Roderick John McEachrane (3 February 1877 – 16 November 1952) was a Scottish footballer, born in Inverness.

McEachrane moved to Canning Town, London at the age of 20, to work at the Thames Iron Works, and joined the works football team, Thames Ironworks F.C. He soon settled in the side as a left half-back with a reputation for tough tackling. He was an ever-present for The Irons in the 1898–99 season, helping them to win the Southern League Division Two title. He was again an ever-present the following season, and again during Thames Ironworks' first season under their new name, West Ham United. McEachrane was also one of the Irons' first players to turn professional and during his time as a player for the club (in both its incarnations) he amassed 113 appearances and 6 goals.
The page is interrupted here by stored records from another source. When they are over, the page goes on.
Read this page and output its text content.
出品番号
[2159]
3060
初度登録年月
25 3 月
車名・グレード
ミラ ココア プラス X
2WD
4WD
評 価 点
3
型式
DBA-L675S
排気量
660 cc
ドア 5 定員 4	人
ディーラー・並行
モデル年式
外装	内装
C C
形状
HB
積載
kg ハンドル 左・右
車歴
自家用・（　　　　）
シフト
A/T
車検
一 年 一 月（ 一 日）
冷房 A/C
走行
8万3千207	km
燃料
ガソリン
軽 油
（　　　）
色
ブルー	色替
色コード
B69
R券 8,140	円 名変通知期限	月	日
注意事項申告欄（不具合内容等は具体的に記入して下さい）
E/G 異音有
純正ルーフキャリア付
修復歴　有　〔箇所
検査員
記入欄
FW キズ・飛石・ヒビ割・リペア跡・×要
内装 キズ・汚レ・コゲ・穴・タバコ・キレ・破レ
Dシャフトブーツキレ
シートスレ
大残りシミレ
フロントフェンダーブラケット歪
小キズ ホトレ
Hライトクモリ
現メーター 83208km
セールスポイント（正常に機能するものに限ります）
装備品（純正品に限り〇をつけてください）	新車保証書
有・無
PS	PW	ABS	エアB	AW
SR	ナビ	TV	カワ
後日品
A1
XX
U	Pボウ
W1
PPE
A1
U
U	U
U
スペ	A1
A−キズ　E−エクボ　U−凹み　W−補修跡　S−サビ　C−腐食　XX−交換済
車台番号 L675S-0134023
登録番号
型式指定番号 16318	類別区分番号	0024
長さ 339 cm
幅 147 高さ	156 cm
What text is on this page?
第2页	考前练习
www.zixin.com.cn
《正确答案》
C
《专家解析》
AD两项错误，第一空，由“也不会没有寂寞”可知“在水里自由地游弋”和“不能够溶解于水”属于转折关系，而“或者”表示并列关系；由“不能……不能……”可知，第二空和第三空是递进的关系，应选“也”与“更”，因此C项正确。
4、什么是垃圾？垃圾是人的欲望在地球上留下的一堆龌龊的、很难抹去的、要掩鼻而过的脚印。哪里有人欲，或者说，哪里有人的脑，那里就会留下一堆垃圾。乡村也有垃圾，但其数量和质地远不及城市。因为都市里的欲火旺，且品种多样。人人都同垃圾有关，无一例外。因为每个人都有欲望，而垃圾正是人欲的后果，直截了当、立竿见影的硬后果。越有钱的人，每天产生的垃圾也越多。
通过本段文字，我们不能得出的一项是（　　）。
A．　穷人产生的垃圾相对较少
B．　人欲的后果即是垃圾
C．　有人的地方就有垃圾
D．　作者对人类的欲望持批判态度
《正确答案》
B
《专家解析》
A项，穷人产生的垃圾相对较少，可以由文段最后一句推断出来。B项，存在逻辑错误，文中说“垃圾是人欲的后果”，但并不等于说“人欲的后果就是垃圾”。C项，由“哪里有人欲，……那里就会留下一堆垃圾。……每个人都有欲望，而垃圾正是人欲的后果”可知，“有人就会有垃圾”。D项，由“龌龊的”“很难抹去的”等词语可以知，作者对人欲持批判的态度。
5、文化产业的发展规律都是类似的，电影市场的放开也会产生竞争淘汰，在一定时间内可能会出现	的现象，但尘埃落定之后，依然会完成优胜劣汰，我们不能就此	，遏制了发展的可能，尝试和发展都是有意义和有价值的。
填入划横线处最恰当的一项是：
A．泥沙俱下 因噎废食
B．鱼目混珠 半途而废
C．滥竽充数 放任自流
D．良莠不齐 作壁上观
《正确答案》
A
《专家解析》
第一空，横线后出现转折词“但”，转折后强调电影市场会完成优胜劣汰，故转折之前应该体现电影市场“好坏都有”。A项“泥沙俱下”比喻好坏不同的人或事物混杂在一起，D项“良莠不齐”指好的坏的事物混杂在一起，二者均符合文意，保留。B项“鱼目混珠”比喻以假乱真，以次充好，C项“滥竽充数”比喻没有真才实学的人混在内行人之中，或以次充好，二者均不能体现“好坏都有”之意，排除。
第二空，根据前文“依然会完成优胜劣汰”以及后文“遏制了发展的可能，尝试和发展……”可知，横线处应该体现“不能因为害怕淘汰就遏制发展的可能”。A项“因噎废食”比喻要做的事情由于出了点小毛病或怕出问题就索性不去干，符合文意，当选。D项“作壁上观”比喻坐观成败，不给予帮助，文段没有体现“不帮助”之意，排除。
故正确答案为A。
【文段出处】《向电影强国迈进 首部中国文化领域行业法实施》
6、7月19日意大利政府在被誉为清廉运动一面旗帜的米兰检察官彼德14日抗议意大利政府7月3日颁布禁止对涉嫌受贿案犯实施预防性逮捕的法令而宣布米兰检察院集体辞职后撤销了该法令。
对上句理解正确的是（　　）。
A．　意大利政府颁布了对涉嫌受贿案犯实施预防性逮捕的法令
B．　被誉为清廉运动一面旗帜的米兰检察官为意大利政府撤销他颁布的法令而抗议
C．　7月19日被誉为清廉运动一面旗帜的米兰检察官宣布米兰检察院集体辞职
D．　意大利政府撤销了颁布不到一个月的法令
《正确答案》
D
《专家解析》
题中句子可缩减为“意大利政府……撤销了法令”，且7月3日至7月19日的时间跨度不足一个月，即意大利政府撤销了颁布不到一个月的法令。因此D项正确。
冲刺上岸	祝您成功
In May 1902, McEachrane moved south of the River Thames to join Second Division side Woolwich Arsenal, and was later joined by ex-West Ham teammates James Bigden and Charlie Satterthwaite. He made his debut against Preston North End on 6 September 1902, and his arrival coincided with the south London club's first period of success, as they finished third in the 1902–03 season, and then second in 1903–04, which won them promotion to the First Division. McEachrane, at left half, was near ever-present, and although the Gunners usually only occupied mid-table in their first stint in the top flight, they reached the FA Cup semi-finals in 1905–06 and 1906–07.

McEachrane continued to be a stalwart in midfield for the next four seasons, as Woolwich Arsenal finished sixth in 1908–09 (McEachrane missing only two games that season), but he could not go on forever; by 1911 he was 33 and was displaced by fellow Scot Angus McKinnon. He remained at the club for another three seasons as McKinnon's understudy, although by now the club had fallen on hard times, and were relegated in 1912–13. He played his last first-team match for Woolwich Arsenal on 22 November 1913.

The arrival of World War I suspended all first-class football in England, and with it McEachrane's career finished. In all he played 346 games for Arsenal in eleven years, every single one at left half – he never scored a goal, however. He holds the Arsenal club record for the most appearances by a player without winning a cap or a medal. He died in 1952 aged 74.